Objective: Neutrophils enhancing atherosclerotic plaque instability have been observed in patients with acute coronary syndrome (ACS). Generally, activation of neutrophils in lesions depends on the interaction of Fcγ receptors (FcγRs) with immunoglobulin G antibodies in immune complexes. However, altered FcγR expression on neutrophils of patients with ACS is unknown. We aimed to evaluate changes in FcγR expression on neutrophils of patients with ACS.
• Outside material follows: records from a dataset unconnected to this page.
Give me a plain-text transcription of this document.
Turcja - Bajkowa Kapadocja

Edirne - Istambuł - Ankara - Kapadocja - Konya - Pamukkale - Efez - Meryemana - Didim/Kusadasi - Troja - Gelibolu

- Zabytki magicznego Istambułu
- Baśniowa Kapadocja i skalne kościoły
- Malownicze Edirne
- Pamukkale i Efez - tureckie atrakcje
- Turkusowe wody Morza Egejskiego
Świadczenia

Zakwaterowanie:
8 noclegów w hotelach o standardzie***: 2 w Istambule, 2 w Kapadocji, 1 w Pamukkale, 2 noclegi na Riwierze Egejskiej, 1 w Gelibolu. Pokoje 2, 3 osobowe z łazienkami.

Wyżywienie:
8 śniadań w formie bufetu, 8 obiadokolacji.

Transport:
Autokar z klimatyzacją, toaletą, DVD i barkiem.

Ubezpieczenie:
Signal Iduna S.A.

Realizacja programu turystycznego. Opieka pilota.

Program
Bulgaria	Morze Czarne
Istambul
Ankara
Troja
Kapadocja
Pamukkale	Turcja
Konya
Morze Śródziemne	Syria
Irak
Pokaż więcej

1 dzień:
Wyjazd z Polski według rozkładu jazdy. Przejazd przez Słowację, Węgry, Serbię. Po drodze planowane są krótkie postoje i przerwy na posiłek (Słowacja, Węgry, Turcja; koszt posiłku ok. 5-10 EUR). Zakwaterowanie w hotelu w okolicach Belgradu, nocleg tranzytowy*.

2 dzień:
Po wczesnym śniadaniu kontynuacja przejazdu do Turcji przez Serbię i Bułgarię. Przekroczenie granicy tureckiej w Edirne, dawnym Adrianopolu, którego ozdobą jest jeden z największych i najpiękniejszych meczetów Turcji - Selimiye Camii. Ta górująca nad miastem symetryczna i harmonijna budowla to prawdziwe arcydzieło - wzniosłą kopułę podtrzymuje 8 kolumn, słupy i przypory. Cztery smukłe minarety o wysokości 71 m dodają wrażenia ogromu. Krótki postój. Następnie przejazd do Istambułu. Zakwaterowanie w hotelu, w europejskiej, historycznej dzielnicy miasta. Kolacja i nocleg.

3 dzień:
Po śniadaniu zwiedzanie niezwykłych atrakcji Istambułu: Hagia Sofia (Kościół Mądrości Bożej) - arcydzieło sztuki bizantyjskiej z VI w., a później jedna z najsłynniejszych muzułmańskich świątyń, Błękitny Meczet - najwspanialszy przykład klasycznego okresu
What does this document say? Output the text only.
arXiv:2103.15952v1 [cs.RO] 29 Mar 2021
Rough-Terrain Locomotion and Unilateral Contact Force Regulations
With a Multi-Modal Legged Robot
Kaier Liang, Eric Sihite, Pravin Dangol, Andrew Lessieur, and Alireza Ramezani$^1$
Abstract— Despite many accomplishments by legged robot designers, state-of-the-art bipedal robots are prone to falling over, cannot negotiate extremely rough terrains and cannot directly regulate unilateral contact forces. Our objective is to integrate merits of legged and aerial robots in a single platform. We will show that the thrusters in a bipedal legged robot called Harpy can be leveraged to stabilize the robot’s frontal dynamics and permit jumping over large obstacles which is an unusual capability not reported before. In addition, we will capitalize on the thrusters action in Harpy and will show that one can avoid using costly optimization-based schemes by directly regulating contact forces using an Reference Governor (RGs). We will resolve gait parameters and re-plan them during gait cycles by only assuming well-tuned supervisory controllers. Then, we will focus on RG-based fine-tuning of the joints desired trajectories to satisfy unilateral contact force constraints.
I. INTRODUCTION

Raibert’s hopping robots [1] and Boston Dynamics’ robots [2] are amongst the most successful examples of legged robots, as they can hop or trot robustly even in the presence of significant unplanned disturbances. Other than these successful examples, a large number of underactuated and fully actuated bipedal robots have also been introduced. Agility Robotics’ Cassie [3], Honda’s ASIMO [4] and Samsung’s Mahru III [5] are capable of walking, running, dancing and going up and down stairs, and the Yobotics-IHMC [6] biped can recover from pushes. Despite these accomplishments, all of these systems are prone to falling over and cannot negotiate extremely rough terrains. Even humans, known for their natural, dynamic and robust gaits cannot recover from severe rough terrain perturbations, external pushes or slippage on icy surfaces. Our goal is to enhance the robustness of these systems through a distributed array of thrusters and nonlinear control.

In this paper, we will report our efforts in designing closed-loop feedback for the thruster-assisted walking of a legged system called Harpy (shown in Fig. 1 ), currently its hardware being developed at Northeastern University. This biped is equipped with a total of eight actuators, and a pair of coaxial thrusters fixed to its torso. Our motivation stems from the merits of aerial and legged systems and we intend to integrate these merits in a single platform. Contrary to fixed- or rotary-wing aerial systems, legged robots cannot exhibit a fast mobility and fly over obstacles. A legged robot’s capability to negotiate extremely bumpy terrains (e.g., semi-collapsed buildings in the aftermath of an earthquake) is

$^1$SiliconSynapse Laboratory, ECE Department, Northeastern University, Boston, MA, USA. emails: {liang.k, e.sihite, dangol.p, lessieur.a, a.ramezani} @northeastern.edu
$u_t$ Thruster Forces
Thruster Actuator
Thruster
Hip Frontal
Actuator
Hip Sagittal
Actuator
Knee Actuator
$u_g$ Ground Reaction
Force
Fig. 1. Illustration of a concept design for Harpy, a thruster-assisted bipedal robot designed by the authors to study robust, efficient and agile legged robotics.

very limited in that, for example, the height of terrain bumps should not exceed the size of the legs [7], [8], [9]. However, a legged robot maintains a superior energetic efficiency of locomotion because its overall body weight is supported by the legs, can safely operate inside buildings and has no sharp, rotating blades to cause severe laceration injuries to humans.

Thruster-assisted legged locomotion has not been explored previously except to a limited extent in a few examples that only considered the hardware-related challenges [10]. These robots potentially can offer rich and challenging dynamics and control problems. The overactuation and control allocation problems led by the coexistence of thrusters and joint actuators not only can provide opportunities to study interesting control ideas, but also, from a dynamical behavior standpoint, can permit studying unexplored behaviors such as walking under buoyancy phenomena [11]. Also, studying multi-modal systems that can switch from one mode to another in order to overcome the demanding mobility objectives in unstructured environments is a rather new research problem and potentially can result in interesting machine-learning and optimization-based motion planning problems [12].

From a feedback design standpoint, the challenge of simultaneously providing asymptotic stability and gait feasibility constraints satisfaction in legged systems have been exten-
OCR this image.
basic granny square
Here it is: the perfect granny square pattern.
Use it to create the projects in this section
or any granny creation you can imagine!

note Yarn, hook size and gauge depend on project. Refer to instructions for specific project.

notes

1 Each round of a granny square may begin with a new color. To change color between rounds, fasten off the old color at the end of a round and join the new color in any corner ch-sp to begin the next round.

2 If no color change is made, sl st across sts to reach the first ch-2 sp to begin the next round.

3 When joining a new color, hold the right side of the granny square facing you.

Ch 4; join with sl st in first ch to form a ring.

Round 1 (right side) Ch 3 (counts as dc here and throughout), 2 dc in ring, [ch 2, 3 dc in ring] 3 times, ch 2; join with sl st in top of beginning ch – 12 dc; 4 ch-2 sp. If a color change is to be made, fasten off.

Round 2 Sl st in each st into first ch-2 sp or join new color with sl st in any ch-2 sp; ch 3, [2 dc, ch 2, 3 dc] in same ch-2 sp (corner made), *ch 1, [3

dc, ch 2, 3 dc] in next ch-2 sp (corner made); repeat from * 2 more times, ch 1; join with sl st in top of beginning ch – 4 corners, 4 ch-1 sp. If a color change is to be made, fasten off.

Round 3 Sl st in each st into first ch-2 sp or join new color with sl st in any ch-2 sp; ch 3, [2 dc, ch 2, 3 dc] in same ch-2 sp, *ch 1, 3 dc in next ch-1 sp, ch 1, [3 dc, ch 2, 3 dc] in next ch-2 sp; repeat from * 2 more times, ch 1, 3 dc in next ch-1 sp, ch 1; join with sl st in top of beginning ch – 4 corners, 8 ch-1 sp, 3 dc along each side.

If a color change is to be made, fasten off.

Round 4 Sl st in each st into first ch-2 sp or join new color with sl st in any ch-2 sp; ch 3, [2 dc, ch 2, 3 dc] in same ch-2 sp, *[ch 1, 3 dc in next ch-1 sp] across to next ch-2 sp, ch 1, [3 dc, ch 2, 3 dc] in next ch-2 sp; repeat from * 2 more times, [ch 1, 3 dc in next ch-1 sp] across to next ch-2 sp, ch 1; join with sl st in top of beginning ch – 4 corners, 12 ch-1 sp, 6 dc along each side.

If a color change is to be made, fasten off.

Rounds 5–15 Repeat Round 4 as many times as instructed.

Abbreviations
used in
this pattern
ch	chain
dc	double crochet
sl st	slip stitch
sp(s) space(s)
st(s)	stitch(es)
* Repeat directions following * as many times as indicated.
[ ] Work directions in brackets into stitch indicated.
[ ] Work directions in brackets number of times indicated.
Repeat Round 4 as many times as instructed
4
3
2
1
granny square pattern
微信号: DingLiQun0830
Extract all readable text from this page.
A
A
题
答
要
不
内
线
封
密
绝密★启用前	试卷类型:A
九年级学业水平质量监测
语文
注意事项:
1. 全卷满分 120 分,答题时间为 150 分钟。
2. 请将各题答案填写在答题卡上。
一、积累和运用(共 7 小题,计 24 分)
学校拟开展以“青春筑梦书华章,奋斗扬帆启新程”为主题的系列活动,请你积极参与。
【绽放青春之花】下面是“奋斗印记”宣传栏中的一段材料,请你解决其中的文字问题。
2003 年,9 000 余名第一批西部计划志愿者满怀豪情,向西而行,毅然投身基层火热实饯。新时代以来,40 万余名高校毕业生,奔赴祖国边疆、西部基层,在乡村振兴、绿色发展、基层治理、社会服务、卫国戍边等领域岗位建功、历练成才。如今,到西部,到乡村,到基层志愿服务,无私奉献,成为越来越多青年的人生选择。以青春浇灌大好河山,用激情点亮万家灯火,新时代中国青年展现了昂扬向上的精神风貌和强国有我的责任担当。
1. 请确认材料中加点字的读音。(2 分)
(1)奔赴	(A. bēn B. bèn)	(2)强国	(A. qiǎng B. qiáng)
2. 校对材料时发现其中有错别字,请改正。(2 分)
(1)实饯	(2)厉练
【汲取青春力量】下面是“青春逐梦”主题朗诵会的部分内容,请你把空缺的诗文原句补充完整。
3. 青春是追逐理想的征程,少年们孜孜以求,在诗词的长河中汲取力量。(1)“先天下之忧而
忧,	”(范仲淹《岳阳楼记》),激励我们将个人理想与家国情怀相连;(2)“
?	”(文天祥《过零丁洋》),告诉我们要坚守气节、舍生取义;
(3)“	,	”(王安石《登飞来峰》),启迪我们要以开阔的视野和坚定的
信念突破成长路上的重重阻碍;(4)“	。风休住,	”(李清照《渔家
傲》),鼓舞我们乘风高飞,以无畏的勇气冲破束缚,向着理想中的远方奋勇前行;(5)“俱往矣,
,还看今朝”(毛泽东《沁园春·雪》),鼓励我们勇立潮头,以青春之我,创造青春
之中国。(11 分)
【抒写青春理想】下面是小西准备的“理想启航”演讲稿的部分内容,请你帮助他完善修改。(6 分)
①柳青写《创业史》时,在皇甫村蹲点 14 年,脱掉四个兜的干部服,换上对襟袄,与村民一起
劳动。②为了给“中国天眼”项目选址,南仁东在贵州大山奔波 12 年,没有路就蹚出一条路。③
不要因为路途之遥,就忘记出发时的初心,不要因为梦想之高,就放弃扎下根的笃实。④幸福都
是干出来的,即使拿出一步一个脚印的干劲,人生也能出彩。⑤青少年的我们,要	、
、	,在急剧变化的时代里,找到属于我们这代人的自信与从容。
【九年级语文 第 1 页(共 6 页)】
Methods: We enrolled 106 patients who were divided into four groups: acute myocardial infarction (AMI), unstable angina (UA), stable angina, and normal coronary arteries. The expressions of FcγRI, FcγRII, and FcγRIII on neutrophils and related upstream ligand and downstream molecules were measured by flow cytometry and enzyme-linked immunosorbent assay.
Results: The expression of unbound FcγRI was significantly decreased in AMI and UA patients and that of unbound FcγRIII was significantly decreased in AMI patients, with no difference in the expression of unbound FcγRII among the four groups. In contrast, plasma levels of antioxidized LDL antibody, myeloperoxidase, matrix metalloproteinase-9, and neutrophil gelatinase-associated lipocalin were significantly greater in AMI and UA than in stable angina and normal coronary arteries patients.
Conclusion: Unbound FcγRI and FcγRIII expression was decreased on neutrophils of patients with ACS, which reflects a potential role of disturbed FcγRI and FcγRIII expression in the destabilization of atherosclerotic plaque. Our findings may provide insight into the mechanism underlying culprit plaque-relevant activation of neutrophil FcγRs in ACS patients.